Corp. Blogging

Scott Rosenberg’s posting on why corporation aren’t likely to embrace blogging is excellent, as far as it goes.

My first reaction to his posting was that it misdiagnosis the forces which undermine blogging in a corporate context. The sticks he shows people getting hit with are big sticks; fines, firings, etc. Yes that happens, but long before that happens much smaller sources of negative feedback come into play.

I was often bemused at how, when I worked for a large firm, my colleagues would project their circumstances into my blog postings. Sometimes that could get downright dangerous though. Particularly if they believed I was revealing some secret. Sometimes it was a secret I didn’t even know!

The human mind is amazingly willing to draw analogies between this and that.

One of Scott’s examples is a club fining a member for airing dirty laundry. One of the functions of a club is to create a bubble of privacy. That privacy allows the club to efficiently resolve problems without engaging the entire planet in the dispute resolution. Members that shift the venue of dispute resolution out of the club, into another domain, violate club loyalty and should expect to bear a cost when they do that. It’s romantic nonsense to pretend that isn’t the case.

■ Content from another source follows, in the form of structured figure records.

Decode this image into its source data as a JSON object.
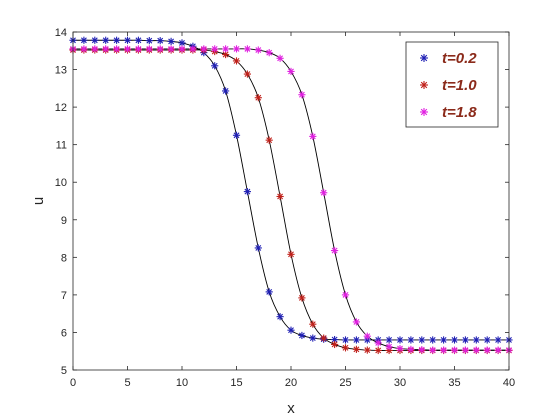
{
  "chart_data": {
    "type": "scatter",
    "title": "",
    "xlabel": "x",
    "ylabel": "u",
    "xlim": [
      0,
      40
    ],
    "ylim": [
      5,
      14
    ],
    "xticks": [
      "0",
      "5",
      "10",
      "15",
      "20",
      "25",
      "30",
      "35",
      "40"
    ],
    "yticks": [
      "5",
      "6",
      "7",
      "8",
      "9",
      "10",
      "11",
      "12",
      "13",
      "14"
    ],
    "grid": false,
    "legend_position": "top-right",
    "marker": "asterisk",
    "fit_line_color": "#000000",
    "series": [
      {
        "name": "t=0.2",
        "color": "#1f1fb4",
        "points": [
          [
            0,
            13.78
          ],
          [
            1,
            13.78
          ],
          [
            2,
            13.78
          ],
          [
            3,
            13.78
          ],
          [
            4,
            13.78
          ],
          [
            5,
            13.78
          ],
          [
            6,
            13.78
          ],
          [
            7,
            13.77
          ],
          [
            8,
            13.77
          ],
          [
            9,
            13.75
          ],
          [
            10,
            13.71
          ],
          [
            11,
            13.62
          ],
          [
            12,
            13.45
          ],
          [
            13,
            13.1
          ],
          [
            14,
            12.43
          ],
          [
            15,
            11.25
          ],
          [
            16,
            9.75
          ],
          [
            17,
            8.25
          ],
          [
            18,
            7.08
          ],
          [
            19,
            6.42
          ],
          [
            20,
            6.06
          ],
          [
            21,
            5.92
          ],
          [
            22,
            5.85
          ],
          [
            23,
            5.82
          ],
          [
            24,
            5.81
          ],
          [
            25,
            5.8
          ],
          [
            26,
            5.8
          ],
          [
            27,
            5.8
          ],
          [
            28,
            5.8
          ],
          [
            29,
            5.8
          ],
          [
            30,
            5.8
          ],
          [
            31,
            5.8
          ],
          [
            32,
            5.8
          ],
          [
            33,
            5.8
          ],
          [
            34,
            5.8
          ],
          [
            35,
            5.8
          ],
          [
            36,
            5.8
          ],
          [
            37,
            5.8
          ],
          [
            38,
            5.8
          ],
          [
            39,
            5.8
          ],
          [
            40,
            5.8
          ]
        ]
      },
      {
        "name": "t=1.0",
        "color": "#c0201a",
        "points": [
          [
            0,
            13.52
          ],
          [
            1,
            13.52
          ],
          [
            2,
            13.52
          ],
          [
            3,
            13.52
          ],
          [
            4,
            13.52
          ],
          [
            5,
            13.52
          ],
          [
            6,
            13.52
          ],
          [
            7,
            13.52
          ],
          [
            8,
            13.52
          ],
          [
            9,
            13.52
          ],
          [
            10,
            13.52
          ],
          [
            11,
            13.52
          ],
          [
            12,
            13.52
          ],
          [
            13,
            13.48
          ],
          [
            14,
            13.4
          ],
          [
            15,
            13.23
          ],
          [
            16,
            12.88
          ],
          [
            17,
            12.25
          ],
          [
            18,
            11.12
          ],
          [
            19,
            9.62
          ],
          [
            20,
            8.08
          ],
          [
            21,
            6.92
          ],
          [
            22,
            6.22
          ],
          [
            23,
            5.85
          ],
          [
            24,
            5.68
          ],
          [
            25,
            5.59
          ],
          [
            26,
            5.55
          ],
          [
            27,
            5.53
          ],
          [
            28,
            5.52
          ],
          [
            29,
            5.52
          ],
          [
            30,
            5.52
          ],
          [
            31,
            5.52
          ],
          [
            32,
            5.52
          ],
          [
            33,
            5.52
          ],
          [
            34,
            5.52
          ],
          [
            35,
            5.52
          ],
          [
            36,
            5.52
          ],
          [
            37,
            5.52
          ],
          [
            38,
            5.52
          ],
          [
            39,
            5.52
          ],
          [
            40,
            5.52
          ]
        ]
      },
      {
        "name": "t=1.8",
        "color": "#e020e0",
        "points": [
          [
            0,
            13.55
          ],
          [
            1,
            13.55
          ],
          [
            2,
            13.55
          ],
          [
            3,
            13.55
          ],
          [
            4,
            13.55
          ],
          [
            5,
            13.55
          ],
          [
            6,
            13.55
          ],
          [
            7,
            13.55
          ],
          [
            8,
            13.55
          ],
          [
            9,
            13.55
          ],
          [
            10,
            13.55
          ],
          [
            11,
            13.55
          ],
          [
            12,
            13.55
          ],
          [
            13,
            13.55
          ],
          [
            14,
            13.55
          ],
          [
            15,
            13.55
          ],
          [
            16,
            13.55
          ],
          [
            17,
            13.52
          ],
          [
            18,
            13.45
          ],
          [
            19,
            13.3
          ],
          [
            20,
            12.95
          ],
          [
            21,
            12.33
          ],
          [
            22,
            11.22
          ],
          [
            23,
            9.72
          ],
          [
            24,
            8.18
          ],
          [
            25,
            7.0
          ],
          [
            26,
            6.28
          ],
          [
            27,
            5.9
          ],
          [
            28,
            5.72
          ],
          [
            29,
            5.62
          ],
          [
            30,
            5.57
          ],
          [
            31,
            5.55
          ],
          [
            32,
            5.54
          ],
          [
            33,
            5.53
          ],
          [
            34,
            5.53
          ],
          [
            35,
            5.53
          ],
          [
            36,
            5.53
          ],
          [
            37,
            5.53
          ],
          [
            38,
            5.53
          ],
          [
            39,
            5.53
          ],
          [
            40,
            5.53
          ]
        ]
      }
    ]
  }
}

Corporations are full of such bubbles. Managing them is the greatest puzzle of middle management. Superiors pay subordinates to solve problems; they don’t pay them to advertise or up level those problems. It’s very difficult for teams to find the right balance between keeping the problems inside the bubble where they can be worked on efficiently and revealing them more widely so they can find aid and help from others. That’s made doubly subtle due to the nested and overlapping of these bubbles. One striking example of that is corporate law. There are very strict rules about how news can be revealed if a company is publicly traded. There is always a strong undertow of competitive one-upmanship going on. Gossip and frivolous and/or cruel point scoring. It’s amazing information flows at all in large organizations.

Of course, we are traveling thru a very major shift in how we talk to each other.

Yeah, some of the reaction to blogging is just Luddite fear of new technology. I’ve certainly seen middle managers of that kind. They reaction to the idea of blogging as a scheme to displace them from their seat in control of the story. Spinning a yarn for peers and superiors. Such dudes are dinosaurs.

But behind that is something deeper and more fundamental, a shift in how the bubbles of private spaces are managed.

The talented middle manager runs a very complex communication membrane around his group. That talent was learned over years and years of practice – lots of little sticks and carrots. Most people don’t have these skills. People without these skills often assume the skills are evil. That’s a puzzle. Just as we are being forced to re-architect how that craft is performed a large number of folks dis those most expert in the craft.

The build out of corporate blogging will be slow. Two groups need to climb a steep learning curve. The organizations need to discover why this is a good thing. They will need to discover rules that allow them to manage it – paxis. But also the corp. bloggers will need to learn at least a gallon or two of the 55 gallon drum of knowledge a talented middle manager knows.

0 thoughts on “Corp. Blogging

  1. Rohit Gupta

    Corporations are eventually going to treat blogs as if they were websites, commenters as if they were eyeballs. They’re going to promote blogs like they do websites.

    They’ll never get it. Besides, there is the Rule Of 150 in social networking: “The figure of 150 seems to represent the maximum number of individuals with whom we can have a genuinely social relationship, the kind of relationship that goes with knowing who they are and how they relate to us. Putting it another way, it’s the number of people you would not feel embarrassed about joining uninvited for a drink if you happend to bump into them at a bar.”